"[T]ime never seemed to be heading anywhere but was always circling, returning, and repeating, bringing the self back to itself."
This line from Anuk Arudpragasam's second novel, A Passage North (2021), hauntingly encapsulates our ongoing, living crisis – one that is marked by recurring lockdowns, waves of disease, and worst of all, the fear of death. As I made my way through the novel in July this year, the Subcontinent was still reeling from the ravaging second wave of the COVID-19 pandemic. In Sri Lanka, cases and desperate pleas for help continued. Burial grounds – such as the one in Oddamavadi in the island nation's Eastern Province – saw a sudden surge in the number of bodies, also as a consequence of the revocation of the government's controversial mandate of cremating the deceased. Meanwhile, escalating clashes between Afghan security forces and the Taliban was a portent of yet another distressing picture for the country's civilians.
One of the questions A Passage North asks is – can one emerge unscathed despite being unharmed by conflict? The novel quietly reflects upon the discordance with the self, the emotional cost of displacement, and the survivors' guilt that continues to gnaw at those spared by violence and tragedy. A certain wistfulness drifts over the narrative, protracting time and slowing down the suddenness of occurrence.

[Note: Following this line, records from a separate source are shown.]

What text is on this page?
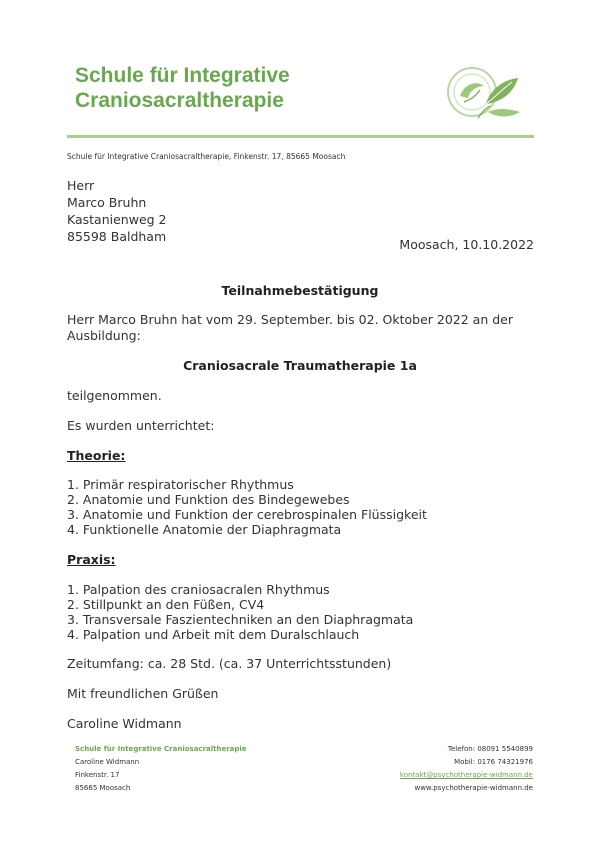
Schule für Integrative
Craniosacraltherapie
Schule für Integrative Craniosacraltherapie, Finkenstr. 17, 85665 Moosach
Herr
Marco Bruhn
Kastanienweg 2
85598 Baldham
Moosach, 10.10.2022
Teilnahmebestätigung
Herr Marco Bruhn hat vom 29. September. bis 02. Oktober 2022 an der
Ausbildung:
Craniosacrale Traumatherapie 1a
teilgenommen.
Es wurden unterrichtet:
Theorie:
1. Primär respiratorischer Rhythmus
2. Anatomie und Funktion des Bindegewebes
3. Anatomie und Funktion der cerebrospinalen Flüssigkeit
4. Funktionelle Anatomie der Diaphragmata
Praxis:
1. Palpation des craniosacralen Rhythmus
2. Stillpunkt an den Füßen, CV4
3. Transversale Faszientechniken an den Diaphragmata
4. Palpation und Arbeit mit dem Duralschlauch
Zeitumfang: ca. 28 Std. (ca. 37 Unterrichtsstunden)
Mit freundlichen Grüßen
Caroline Widmann
Schule für Integrative Craniosacraltherapie
Caroline Widmann
Finkenstr. 17
85665 Moosach
Telefon: 08091 5540899
Mobil: 0176 74321976
kontakt@psychotherapie-widmann.de
www.psychotherapie-widmann.de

Set in the aftermath of Sri Lanka's 26-year-long civil war, the book is narrated by its protagonist Krishan – a young, middle-class man working for an NGO in Colombo. An unexpected phone call informing him of the death of his ailing Appamma's former caretaker Rani makes him undertake the titular train journey from Colombo in the southwest to Kilinochchi in the Northern Province – the erstwhile administrative centre of the Liberation Tigers of Tamil Eelam (LTTE) until 2009, still recovering from the horrors of the war – to attend Rani's funeral. Rani, we are told, died under mysterious circumstances (possibly by suicide, Krishan suspects), found at the bottom of a well. Her irreparable trauma, induced by the deaths of her sons – one killed by shelling on the penultimate day of the war, and the other who lost his life fighting as a recruit of the Tigers – is an incontestable trigger for her death.